Structural Causal Models
Structural causal models (SCMs) are mathematical frameworks that represent a system as a set of autonomous structural equations, each expressing a variable as a function of its direct causes and an independent noise term. Developed by Judea Pearl, SCMs provide the formal foundation for causal inference by encoding not merely what variables correlate, but how the system generates its data.
Each equation in an SCM is autonomous: it remains stable under interventions on other variables. This autonomy is what makes counterfactual reasoning possible. To ask 'what would have happened if X had been x' is to replace the equation for X with X = x and solve the modified system. The noise terms represent exogenous variables — unmodeled background factors that influence the system from outside.

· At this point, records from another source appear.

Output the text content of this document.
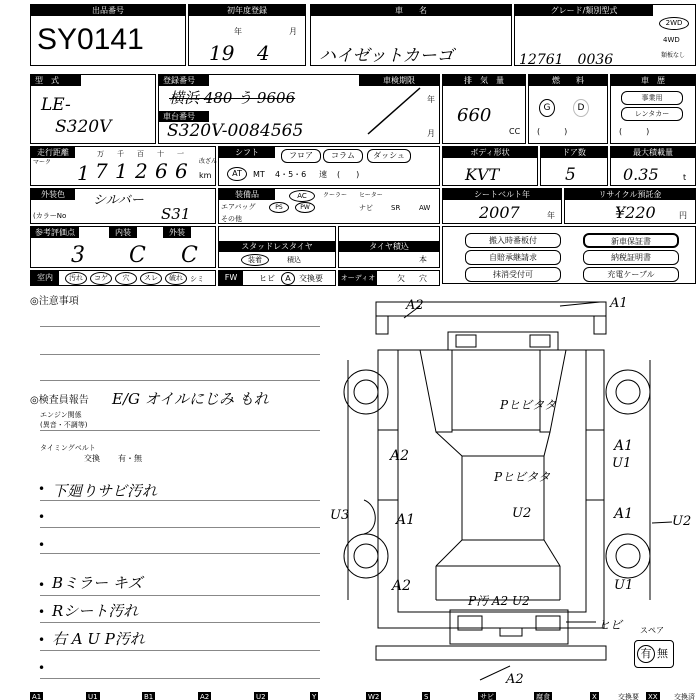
出品番号
SY0141
初年度登録
年	月
19 4
車　　名
ハイゼットカーゴ
グレード/類別型式
12761　0036
2WD
4WD
類板なし
型　式
LE-
S320V
登録番号
横浜 480 う 9606
車台番号
S320V-0084565
車検期限
年
月
排　気　量
660
CC
燃　　料
G	D
(　　　)
車　歴
事業用
レンタカー
(　　　)
走行距離
マーク 1
万
7
千
1
百
2
十
6
一
6 改ざん
km
シフト	フロア	コラム	ダッシュ
AT	MT 4・5・6 速 (　　)
ボディ形状
KVT
ドア数
5
最大積載量
0.35	t
外装色	シルバー
(カラーNo	S31
装備品	AC	クーラー ヒーター
エアバッグ	PS	PW	ナビ	SR	AW
その他
シートベルト年
2007	年
リサイクル預託金
¥220	円
参考評価点
3
内装
C
外装
C	スタッドレスタイヤ
装着	積込
タイヤ積込
本
搬入時番板付
自賠承継請求
抹消受付可
新車保証書
納税証明書
充電ケーブル
室内	汚れ	コゲ	穴	スレ	破れ	シミ	FW	ヒビ	A	交換要	オーディオ	欠 穴
◎注意事項
◎検査員報告 E/G オイルにじみ もれ
エンジン関係
(異音・不調等)
タイミングベルト
交換 有・無
•
•
•
•
•
•
•
下廻りサビ汚れ
Bミラー キズ
Rシート汚れ
右 A U P汚れ
A2	A1
Pヒビタタ
A2
A1
U1
Pヒビタタ
U2
U3	A1	U2
A1
A2	U1
P汚 A2 U2
ヒビ
A2
スペア
有 無
A1	U1	B1	A2	U2	Y	W2	S	サビ	腐食	X	交換要 XX 交換済
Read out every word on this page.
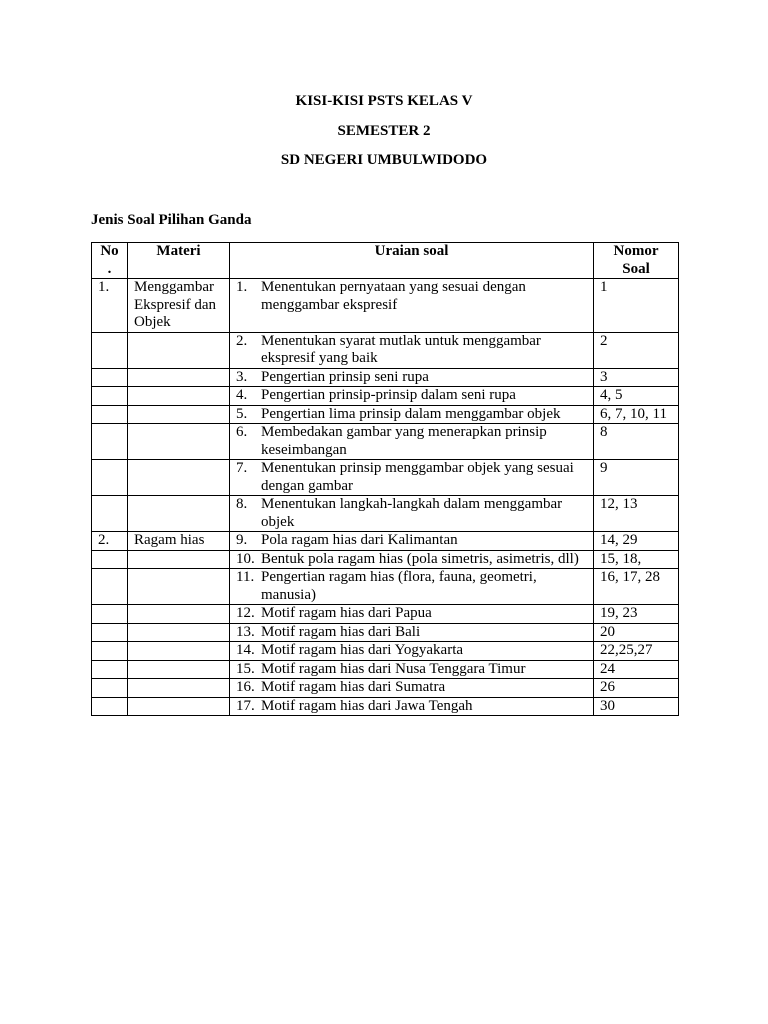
KISI-KISI PSTS KELAS V
SEMESTER 2
SD NEGERI UMBULWIDODO
Jenis Soal Pilihan Ganda
No.	Materi	Uraian soal	Nomor Soal
1.	Menggambar Ekspresif dan Objek	1. Menentukan pernyataan yang sesuai dengan menggambar ekspresif	1

		2. Menentukan syarat mutlak untuk menggambar ekspresif yang baik	2

		3. Pengertian prinsip seni rupa	3

		4. Pengertian prinsip-prinsip dalam seni rupa	4, 5

		5. Pengertian lima prinsip dalam menggambar objek	6, 7, 10, 11

		6. Membedakan gambar yang menerapkan prinsip keseimbangan	8

		7. Menentukan prinsip menggambar objek yang sesuai dengan gambar	9

		8. Menentukan langkah-langkah dalam menggambar objek	12, 13
2.	Ragam hias	9. Pola ragam hias dari Kalimantan	14, 29

		10. Bentuk pola ragam hias (pola simetris, asimetris, dll)	15, 18,

		11. Pengertian ragam hias (flora, fauna, geometri, manusia)	16, 17, 28

		12. Motif ragam hias dari Papua	19, 23

		13. Motif ragam hias dari Bali	20

		14. Motif ragam hias dari Yogyakarta	22,25,27

		15. Motif ragam hias dari Nusa Tenggara Timur	24

		16. Motif ragam hias dari Sumatra	26

		17. Motif ragam hias dari Jawa Tengah	30
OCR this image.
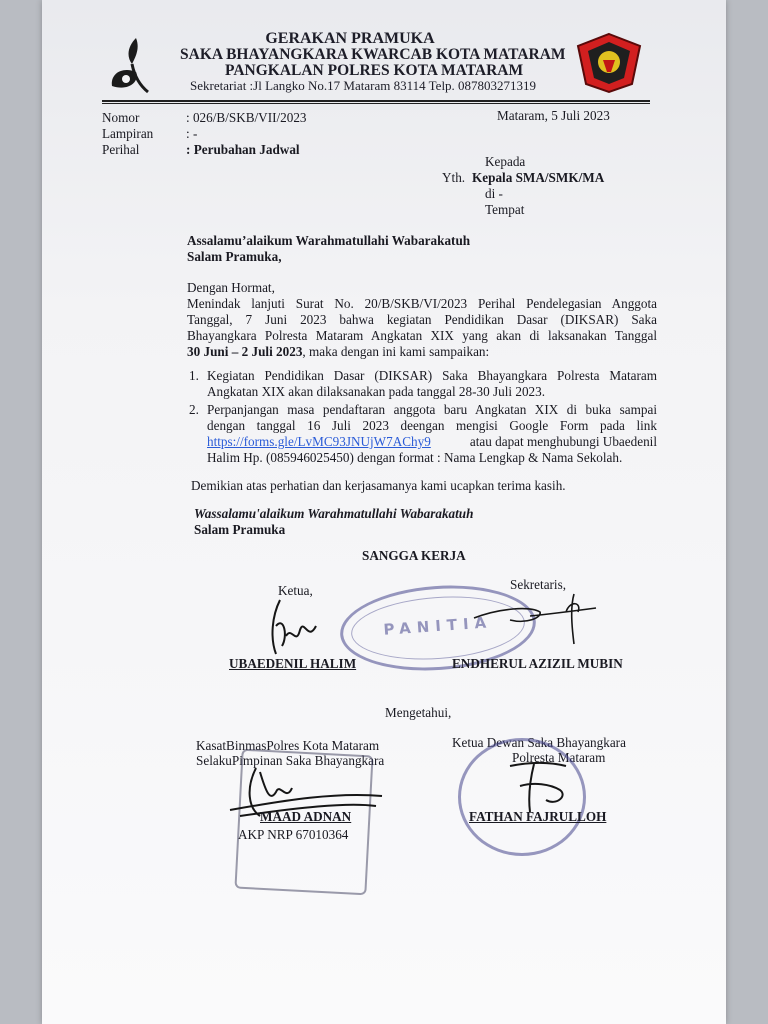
GERAKAN PRAMUKA
SAKA BHAYANGKARA KWARCAB KOTA MATARAM
PANGKALAN POLRES KOTA MATARAM
Sekretariat :Jl Langko No.17 Mataram 83114 Telp. 087803271319
Nomor	: 026/B/SKB/VII/2023
Lampiran : -
Perihal	: Perubahan Jadwal
Mataram, 5 Juli 2023
Kepada
Yth. Kepala SMA/SMK/MA
di -
Tempat
Assalamu’alaikum Warahmatullahi Wabarakatuh
Salam Pramuka,
Dengan Hormat,
Menindak lanjuti Surat No. 20/B/SKB/VI/2023 Perihal Pendelegasian Anggota
Tanggal, 7 Juni 2023 bahwa kegiatan Pendidikan Dasar (DIKSAR) Saka
Bhayangkara Polresta Mataram Angkatan XIX yang akan di laksanakan Tanggal
30 Juni – 2 Juli 2023, maka dengan ini kami sampaikan:
1. Kegiatan Pendidikan Dasar (DIKSAR) Saka Bhayangkara Polresta Mataram
Angkatan XIX akan dilaksanakan pada tanggal 28-30 Juli 2023.
2. Perpanjangan masa pendaftaran anggota baru Angkatan XIX di buka sampai
dengan tanggal 16 Juli 2023 deengan mengisi Google Form pada link
https://forms.gle/LvMC93JNUjW7AChy9	atau dapat menghubungi Ubaedenil
Halim Hp. (085946025450) dengan format : Nama Lengkap & Nama Sekolah.
Demikian atas perhatian dan kerjasamanya kami ucapkan terima kasih.
Wassalamu'alaikum Warahmatullahi Wabarakatuh
Salam Pramuka
SANGGA KERJA
Ketua,	Sekretaris,
PANITIA
UBAEDENIL HALIM	ENDHERUL AZIZIL MUBIN
Mengetahui,
KasatBinmasPolres Kota Mataram
SelakuPimpinan Saka Bhayangkara
Ketua Dewan Saka Bhayangkara
Polresta Mataram
MAAD ADNAN
AKP NRP 67010364
FATHAN FAJRULLOH
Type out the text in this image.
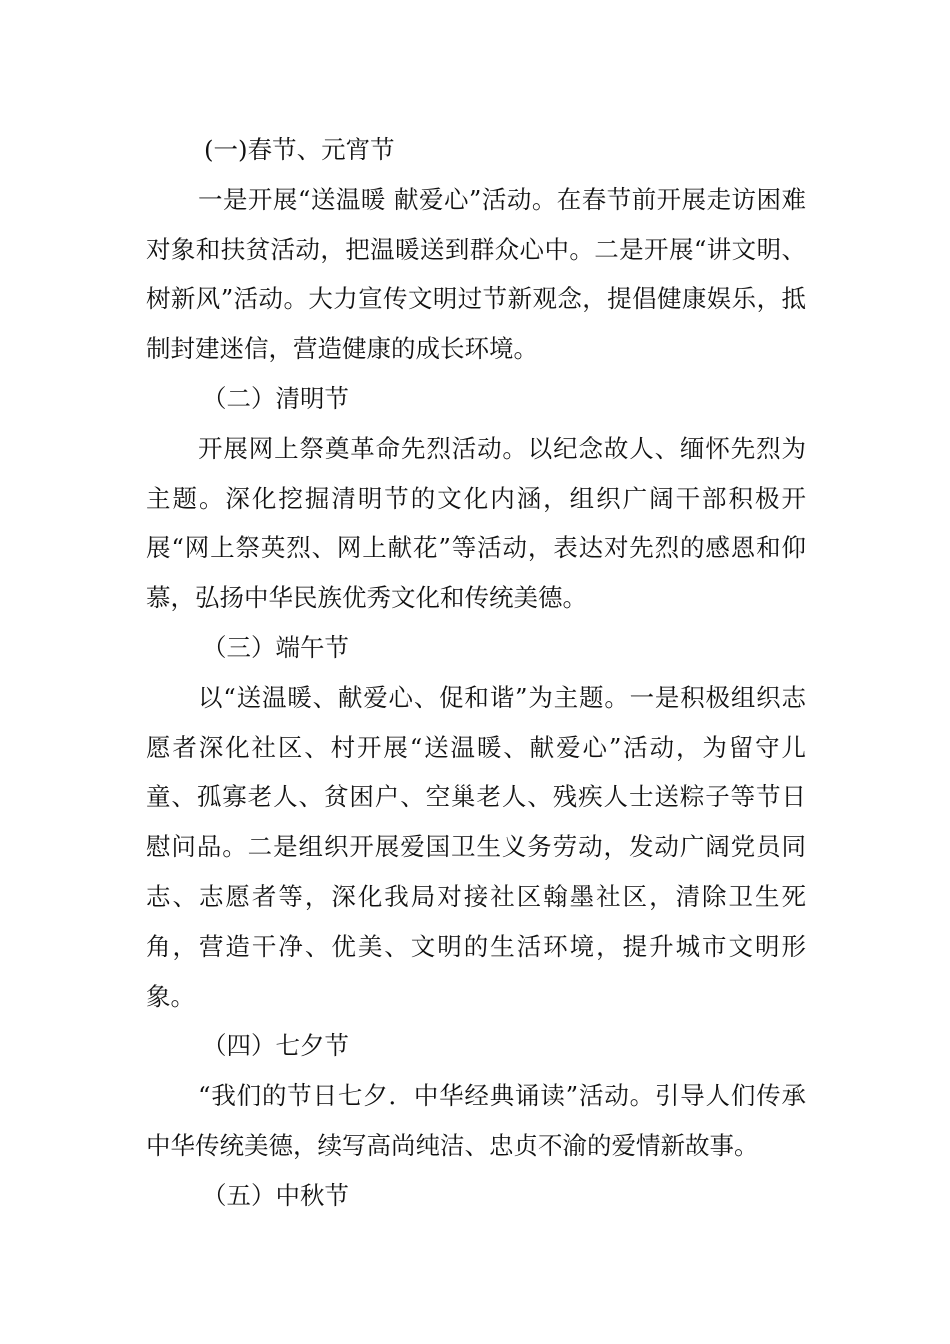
(一)春节、元宵节

一是开展“送温暖 献爱心”活动。在春节前开展走访困难对象和扶贫活动，把温暖送到群众心中。二是开展“讲文明、树新风”活动。大力宣传文明过节新观念，提倡健康娱乐，抵制封建迷信，营造健康的成长环境。

（二）清明节

开展网上祭奠革命先烈活动。以纪念故人、缅怀先烈为主题。深化挖掘清明节的文化内涵，组织广阔干部积极开展“网上祭英烈、网上献花”等活动，表达对先烈的感恩和仰慕，弘扬中华民族优秀文化和传统美德。

（三）端午节

以“送温暖、献爱心、促和谐”为主题。一是积极组织志愿者深化社区、村开展“送温暖、献爱心”活动，为留守儿童、孤寡老人、贫困户、空巢老人、残疾人士送粽子等节日慰问品。二是组织开展爱国卫生义务劳动，发动广阔党员同志、志愿者等，深化我局对接社区翰墨社区，清除卫生死角，营造干净、优美、文明的生活环境，提升城市文明形象。

（四）七夕节

“我们的节日七夕．中华经典诵读”活动。引导人们传承中华传统美德，续写高尚纯洁、忠贞不渝的爱情新故事。

（五）中秋节
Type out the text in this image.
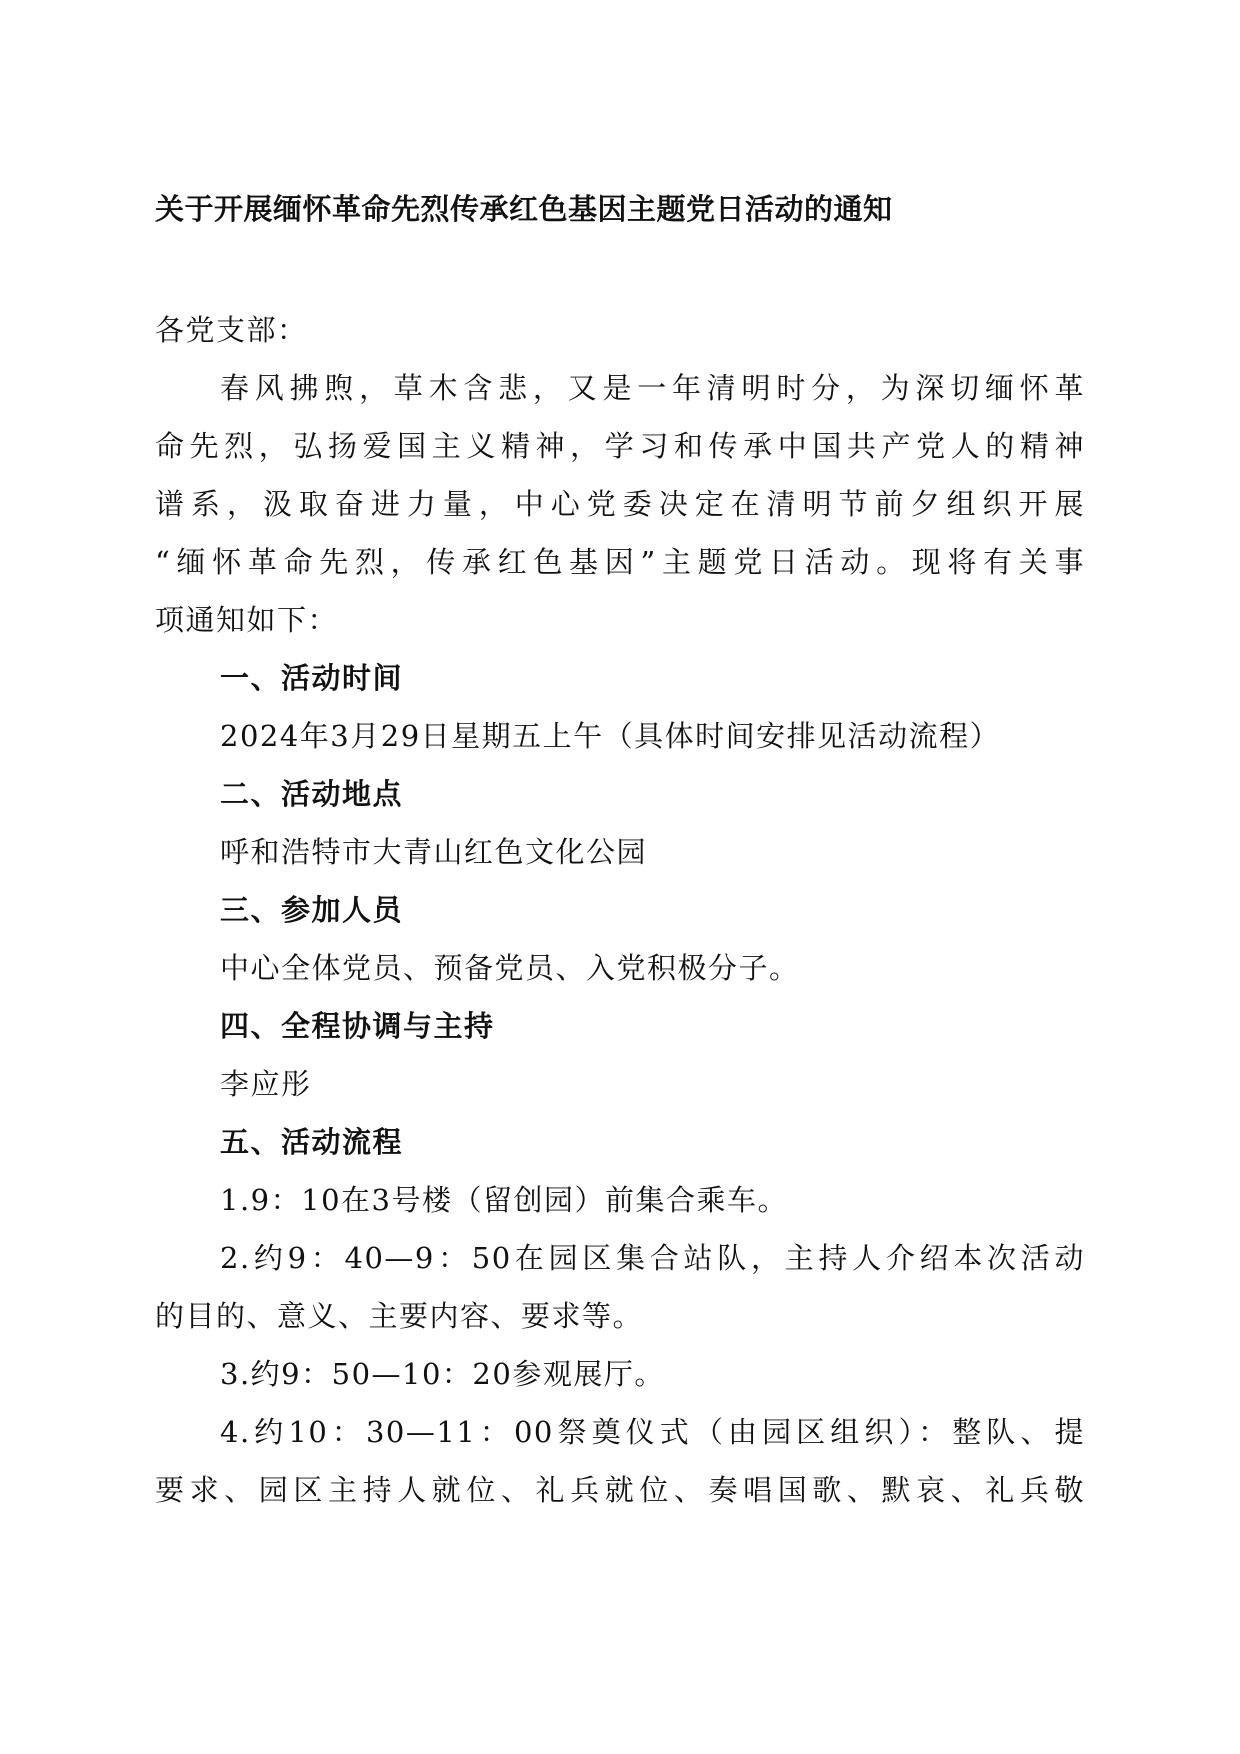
关于开展缅怀革命先烈传承红色基因主题党日活动的通知
各党支部：
春风拂煦，草木含悲，又是一年清明时分，为深切缅怀革
命先烈，弘扬爱国主义精神，学习和传承中国共产党人的精神
谱系，汲取奋进力量，中心党委决定在清明节前夕组织开展
“缅怀革命先烈，传承红色基因”主题党日活动。现将有关事
项通知如下：
一、活动时间
2024年3月29日星期五上午（具体时间安排见活动流程）
二、活动地点
呼和浩特市大青山红色文化公园
三、参加人员
中心全体党员、预备党员、入党积极分子。
四、全程协调与主持
李应彤
五、活动流程
1.9：10在3号楼（留创园）前集合乘车。
2.约9：40—9：50在园区集合站队，主持人介绍本次活动
的目的、意义、主要内容、要求等。
3.约9：50—10：20参观展厅。
4.约10：30—11：00祭奠仪式（由园区组织）：整队、提
要求、园区主持人就位、礼兵就位、奏唱国歌、默哀、礼兵敬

SCMs are more expressive than Bayesian networks alone. While a Bayesian network encodes conditional independence constraints, an SCM encodes the full functional relationships between variables. This extra structure is what permits the three levels of causal reasoning — association, intervention, and counterfactuals — that Pearl calls the ladder of causation. The do-calculus operates on SCMs by identifying which interventional distributions can be computed from observational data given the causal structure.
Structural causal models are not a refinement of statistics. They are a different ontology entirely — one that treats the world as a machine with knobs, not as a surface of patterns waiting to be memorized.